How do you find the exact values of cot, cosec and sec for 180 degrees?

Answer 1

Solution

We will first of all, write 180 in terms of 90 + 90 and then we will just use the identities we have with us regarding the cot, cosec and sec of 90 + x to get the required answer.
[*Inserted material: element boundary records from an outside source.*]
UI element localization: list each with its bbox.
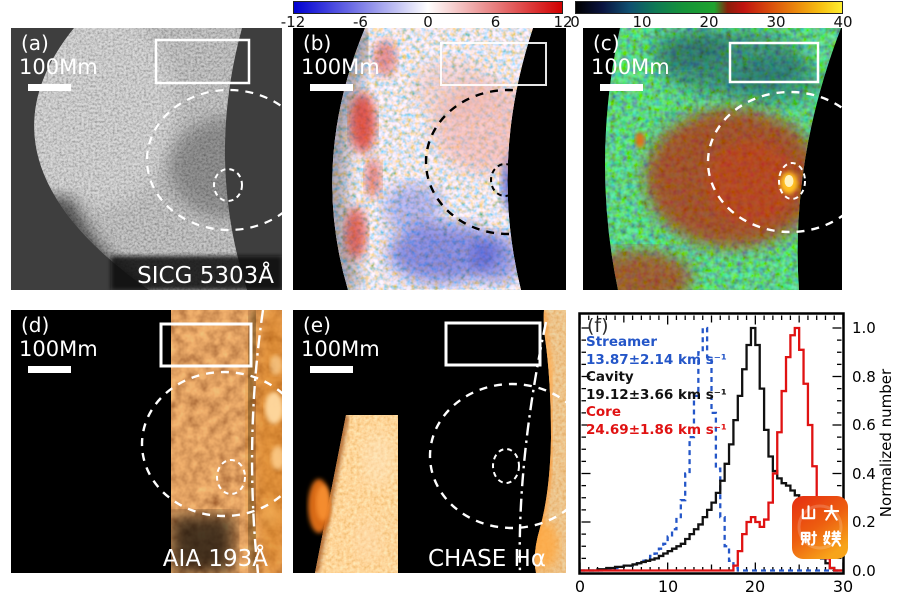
panel-c: (c) 100Mm [583, 28, 842, 290]
xtick-label: 30 [832, 577, 854, 596]
panel-a: (a) 100Mm SICG 5303Å [11, 28, 282, 290]
panel-f: (f) Streamer 13.87±2.14 km s⁻¹ Cavity 19… [575, 312, 900, 598]
roi-box [154, 38, 251, 85]
tick-label: -6 [353, 13, 368, 31]
cavity-outline-dashed [428, 382, 566, 530]
panel-b-image [293, 28, 566, 290]
cavity-outline-dashed [140, 370, 282, 518]
xtick-label: 10 [657, 577, 679, 596]
core-outline-dashed [216, 459, 246, 495]
ytick-label: 0.0 [852, 562, 876, 580]
panel-a-image [11, 28, 282, 290]
velocity-colorbar [575, 1, 843, 14]
roi-box [728, 41, 820, 84]
watermark-logo [792, 496, 848, 559]
panel-e-image [293, 310, 566, 573]
tick-label: 0 [423, 13, 433, 31]
velocity-colorbar-ticks: 0 10 20 30 40 [570, 13, 852, 31]
tick-label: 30 [766, 13, 786, 31]
scalebar-label: 100Mm [19, 337, 98, 361]
instrument-label-aia: AIA 193Å [162, 546, 268, 572]
panel-c-image [583, 28, 842, 290]
glyph-mei [822, 530, 842, 547]
tick-label: 10 [632, 13, 652, 31]
xtick-label: 0 [574, 577, 586, 596]
glyph-shan [801, 505, 816, 520]
legend-streamer-value: 13.87±2.14 km s⁻¹ [586, 351, 727, 368]
core-outline-dashed [778, 162, 806, 200]
instrument-label-sicg: SICG 5303Å [137, 263, 274, 289]
tick-label: 40 [833, 13, 853, 31]
legend-core-name: Core [586, 404, 621, 420]
scalebar-bar [310, 366, 353, 373]
glyph-da [823, 504, 840, 521]
legend-cavity-value: 19.12±3.66 km s⁻¹ [586, 386, 727, 403]
doppler-colorbar-ticks: -12 -6 0 6 12 [281, 13, 573, 31]
legend-cavity-name: Cavity [586, 369, 634, 385]
legend-streamer-name: Streamer [586, 334, 657, 350]
panel-f-label: (f) [587, 315, 609, 337]
watermark-glyphs [792, 496, 848, 559]
limb-dashdot-line [518, 321, 548, 573]
doppler-colorbar [293, 1, 563, 14]
tick-label: -12 [280, 13, 306, 31]
plot-frame [578, 312, 845, 575]
scalebar-bar [28, 84, 71, 91]
panel-b-label: (b) [303, 31, 332, 55]
panel-c-label: (c) [593, 31, 620, 55]
scalebar-label: 100Mm [591, 55, 670, 79]
limb-dashdot-line [250, 310, 265, 573]
xtick-label: 20 [744, 577, 766, 596]
panel-b: (b) 100Mm [293, 28, 566, 290]
scalebar-bar [600, 84, 643, 91]
roi-box [444, 321, 542, 367]
ytick-label: 1.0 [852, 319, 876, 337]
scalebar-bar [28, 366, 71, 373]
histogram-legend: Streamer 13.87±2.14 km s⁻¹ Cavity 19.12±… [586, 334, 796, 439]
ytick-label: 0.2 [852, 513, 876, 531]
roi-box [159, 322, 253, 368]
scalebar-label: 100Mm [19, 55, 98, 79]
hist-streamer [580, 326, 843, 572]
scalebar-label: 100Mm [301, 337, 380, 361]
legend-core-value: 24.69±1.86 km s⁻¹ [586, 421, 727, 438]
core-outline-dashed [490, 163, 520, 197]
core-outline-dashed [213, 168, 243, 202]
glyph-rong [800, 530, 818, 546]
scalebar-label: 100Mm [301, 55, 380, 79]
ytick-label: 0.6 [852, 416, 876, 434]
tick-label: 20 [699, 13, 719, 31]
ytick-label: 0.4 [852, 465, 876, 483]
panel-d: (d) 100Mm AIA 193Å [11, 310, 282, 573]
instrument-label-chase: CHASE Hα [428, 546, 546, 572]
tick-label: 12 [553, 13, 573, 31]
roi-box [440, 42, 547, 86]
tick-label: 0 [570, 13, 580, 31]
panel-e-label: (e) [303, 313, 331, 337]
core-outline-dashed [492, 448, 520, 484]
panel-d-image [11, 310, 282, 573]
panel-d-label: (d) [21, 313, 50, 337]
y-axis-label: Normalized number [877, 368, 895, 518]
label-backdrop [111, 256, 282, 290]
ytick-label: 0.8 [852, 368, 876, 386]
panel-a-label: (a) [21, 31, 49, 55]
tick-label: 6 [490, 13, 501, 31]
hist-core [580, 326, 843, 572]
scalebar-bar [310, 84, 353, 91]
cavity-outline-dashed [424, 88, 566, 236]
panel-e: (e) 100Mm CHASE Hα [293, 310, 566, 573]
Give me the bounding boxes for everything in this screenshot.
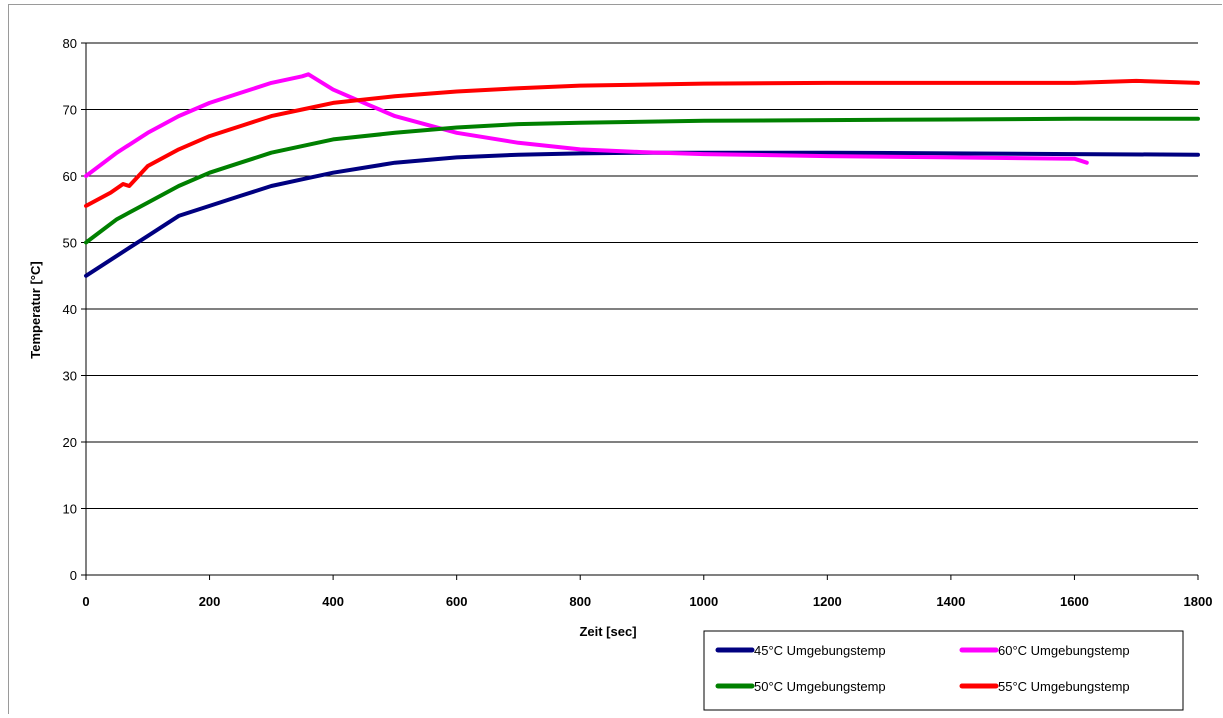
x-tick-label: 1800 bbox=[1184, 594, 1213, 609]
x-tick-label: 1600 bbox=[1060, 594, 1089, 609]
legend-label-3: 50°C Umgebungstemp bbox=[754, 679, 886, 694]
y-axis-title: Temperatur [°C] bbox=[28, 261, 43, 358]
x-tick-label: 600 bbox=[446, 594, 468, 609]
legend: 45°C Umgebungstemp 60°C Umgebungstemp 50°C… bbox=[703, 630, 1184, 711]
y-tick-label: 20 bbox=[63, 435, 77, 450]
x-tick-label: 200 bbox=[199, 594, 221, 609]
y-tick-label: 40 bbox=[63, 302, 77, 317]
chart-frame bbox=[8, 4, 1222, 714]
x-tick-label: 1400 bbox=[936, 594, 965, 609]
series-line-3 bbox=[84, 116, 1200, 245]
x-tick-label: 1200 bbox=[813, 594, 842, 609]
series-line-4 bbox=[84, 78, 1200, 208]
series-lines bbox=[84, 72, 1200, 278]
x-tick-label: 800 bbox=[569, 594, 591, 609]
y-tick-label: 80 bbox=[63, 36, 77, 51]
axes bbox=[81, 42, 1199, 580]
legend-label-2: 60°C Umgebungstemp bbox=[998, 643, 1130, 658]
series-line-2 bbox=[84, 72, 1089, 178]
y-tick-label: 0 bbox=[70, 568, 77, 583]
y-tick-label: 10 bbox=[63, 502, 77, 517]
legend-label-1: 45°C Umgebungstemp bbox=[754, 643, 886, 658]
x-tick-label: 400 bbox=[322, 594, 344, 609]
y-tick-label: 30 bbox=[63, 369, 77, 384]
y-tick-label: 70 bbox=[63, 103, 77, 118]
y-tick-label: 60 bbox=[63, 169, 77, 184]
y-tick-label: 50 bbox=[63, 236, 77, 251]
legend-box bbox=[703, 630, 1184, 711]
x-tick-label: 1000 bbox=[689, 594, 718, 609]
grid-lines bbox=[86, 42, 1198, 509]
series-line-1 bbox=[84, 150, 1200, 278]
legend-label-4: 55°C Umgebungstemp bbox=[998, 679, 1130, 694]
x-tick-label: 0 bbox=[82, 594, 89, 609]
x-axis-title: Zeit [sec] bbox=[579, 624, 636, 639]
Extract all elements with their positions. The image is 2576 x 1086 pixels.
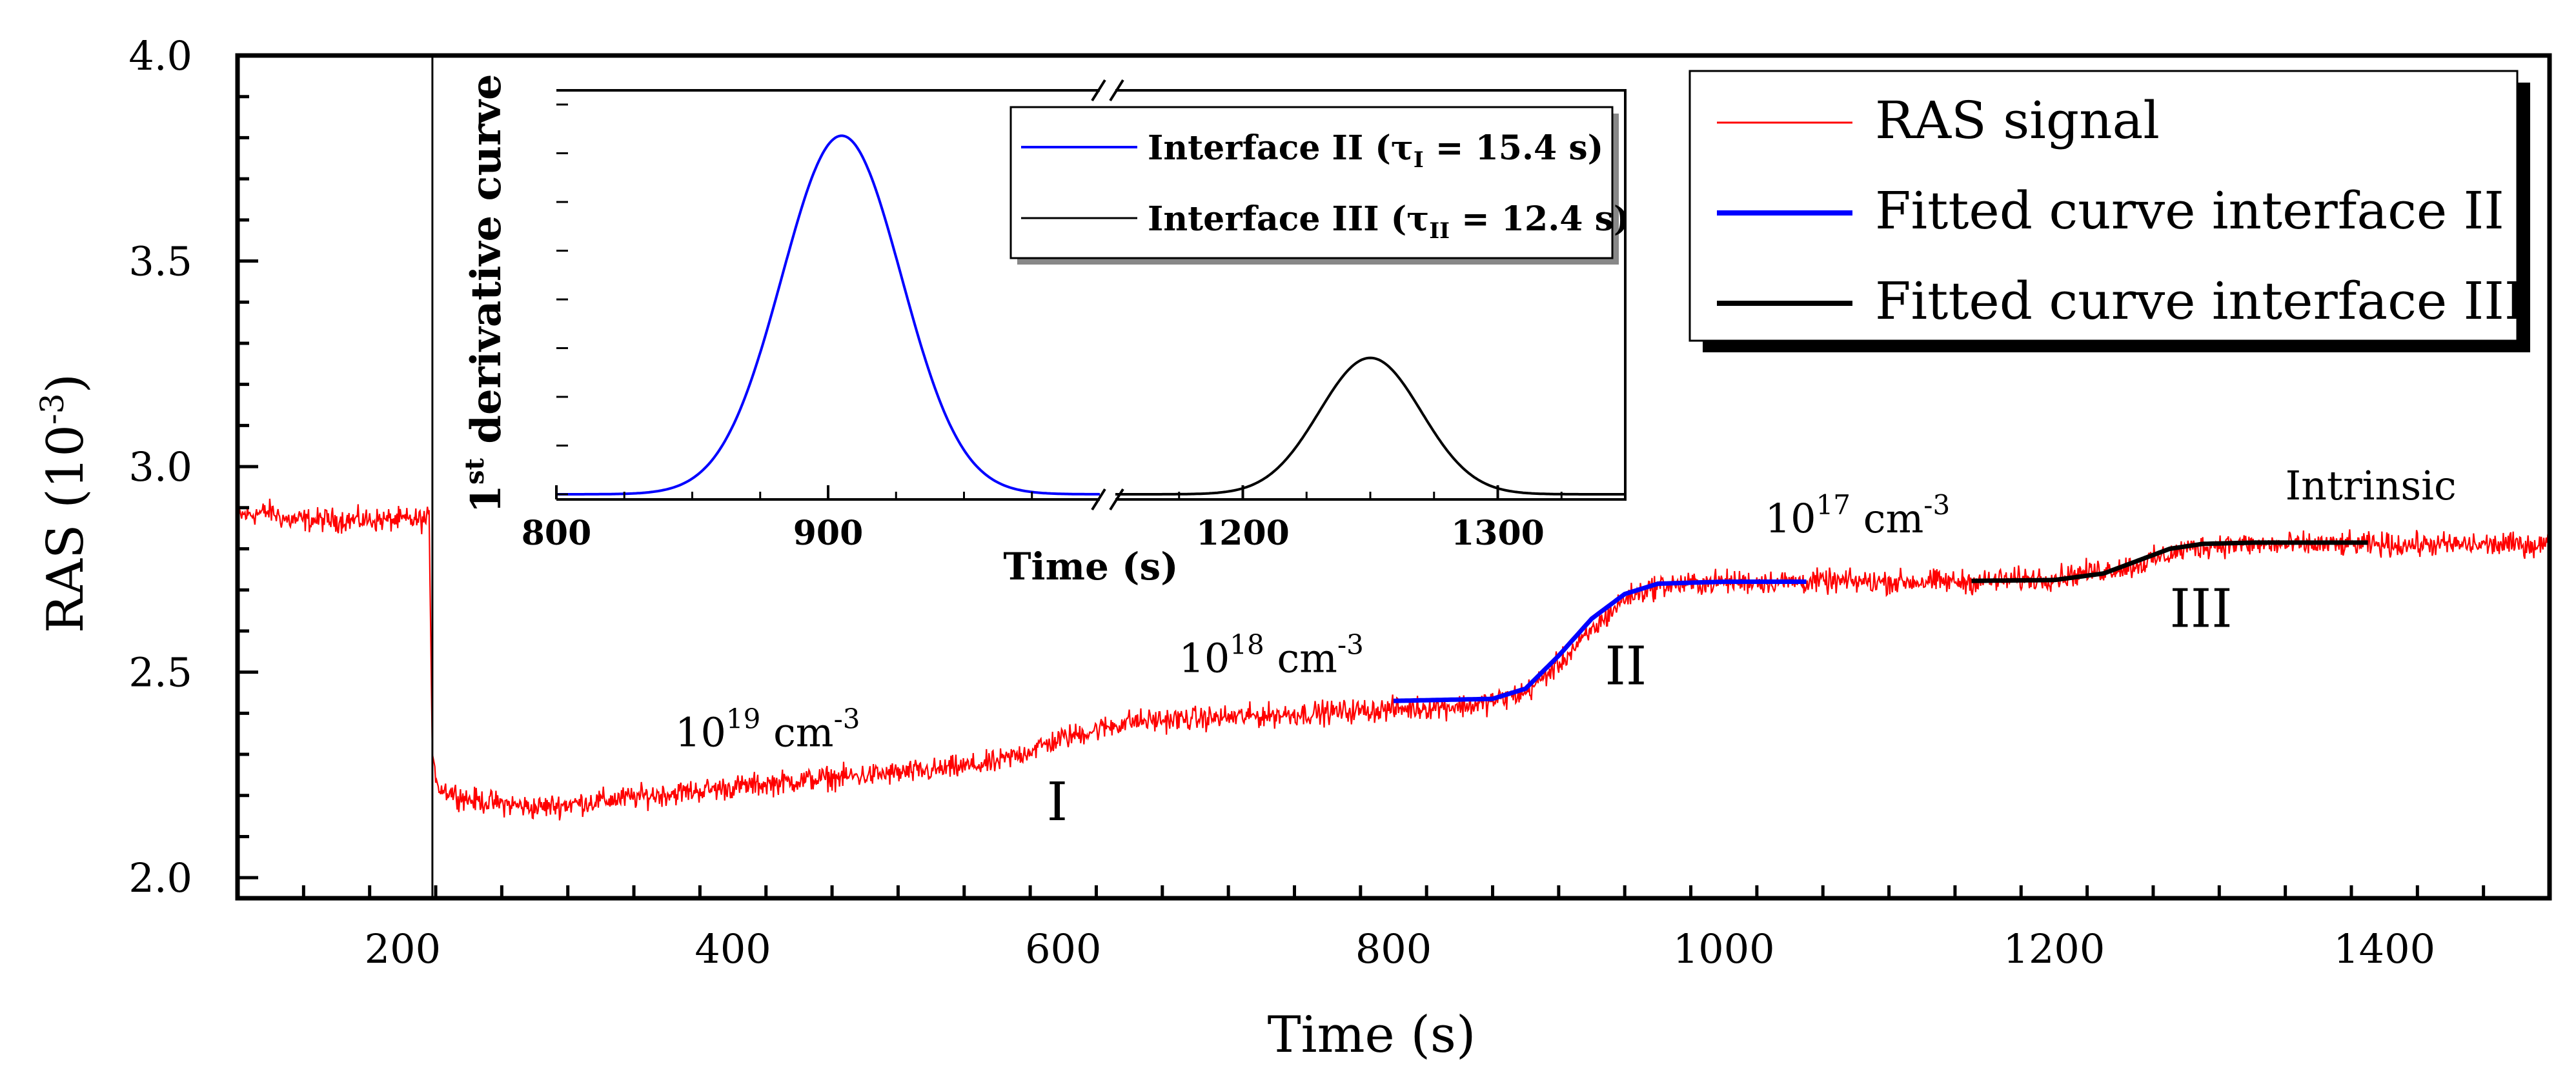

Complete step by step solution:
We are given that we are required to find the exact values of cot, cosec and sec for 180 degrees.
Since, we can write 180 as the sum of 90 and 90.
Therefore, we can write the cotangent of 180 degrees as follows:-
$\Rightarrow \cot {180^ \circ } = \cot ({90^ \circ } + {90^ \circ })$
Now, since we know that we have a formula given by the following expression with us:-
$\Rightarrow \cot ({90^ \circ } + \theta ) = - \tan \theta$
Replacing $\theta$ by ${90^ \circ }$ in the above mentioned equation, we will then obtain the following equation with us:-
$\Rightarrow \cot {180^ \circ } = - \tan {90^ \circ }$
Now, since we also know that $\tan {90^ \circ } = \infty$ , therefore, we have the following expression with us:-
$\Rightarrow \cot {180^ \circ } = - \infty$
Now, we can write the cosecant of 180 degrees as follows:-
$\Rightarrow \csc {180^ \circ } = \csc ({90^ \circ } + {90^ \circ })$
Now, since we know that we have a formula given by the following expression with us:-
$\Rightarrow \csc ({90^ \circ } + \theta ) = \sec \theta$
Replacing $\theta$ by ${90^ \circ }$ in the above mentioned equation, we will then obtain the following equation with us:-
$\Rightarrow \csc {180^ \circ } = \sec {90^ \circ }$
Now, since we also know that $\sec {90^ \circ } = \infty$ , therefore, we have the following expression with us:-
$\Rightarrow \csc {180^ \circ } = \infty$
Now, we can write the secant of 180 degrees as follows:-
$\Rightarrow \sec {180^ \circ } = \sec ({90^ \circ } + {90^ \circ })$
Now, since we know that we have a formula given by the following expression with us:-
$\Rightarrow \sec ({90^ \circ } + \theta ) = - \csc \theta$
Replacing $\theta$ by ${90^ \circ }$ in the above mentioned equation, we will then obtain the following equation with us:-
$\Rightarrow \sec {180^ \circ } = \csc {90^ \circ }$
Now, since we also know that $\csc {90^ \circ } = 1$ , therefore, we have the following expression with us:-
$\Rightarrow \sec {180^ \circ } = 1$

Note: The students must note that we have a phrase given by “ADD SUGAR TO COFFEE”, which states that all the trigonometric ratios are positive in first quadrant, since and cosecant are positive in second quadrant, tangent and cotangent are positive in second quadrant and cosine and secant are positive in fourth quadrant.
Therefore, when we added some angle to 90 degrees, we reached the second quadrant and only since cosecant are positive in that quadrant.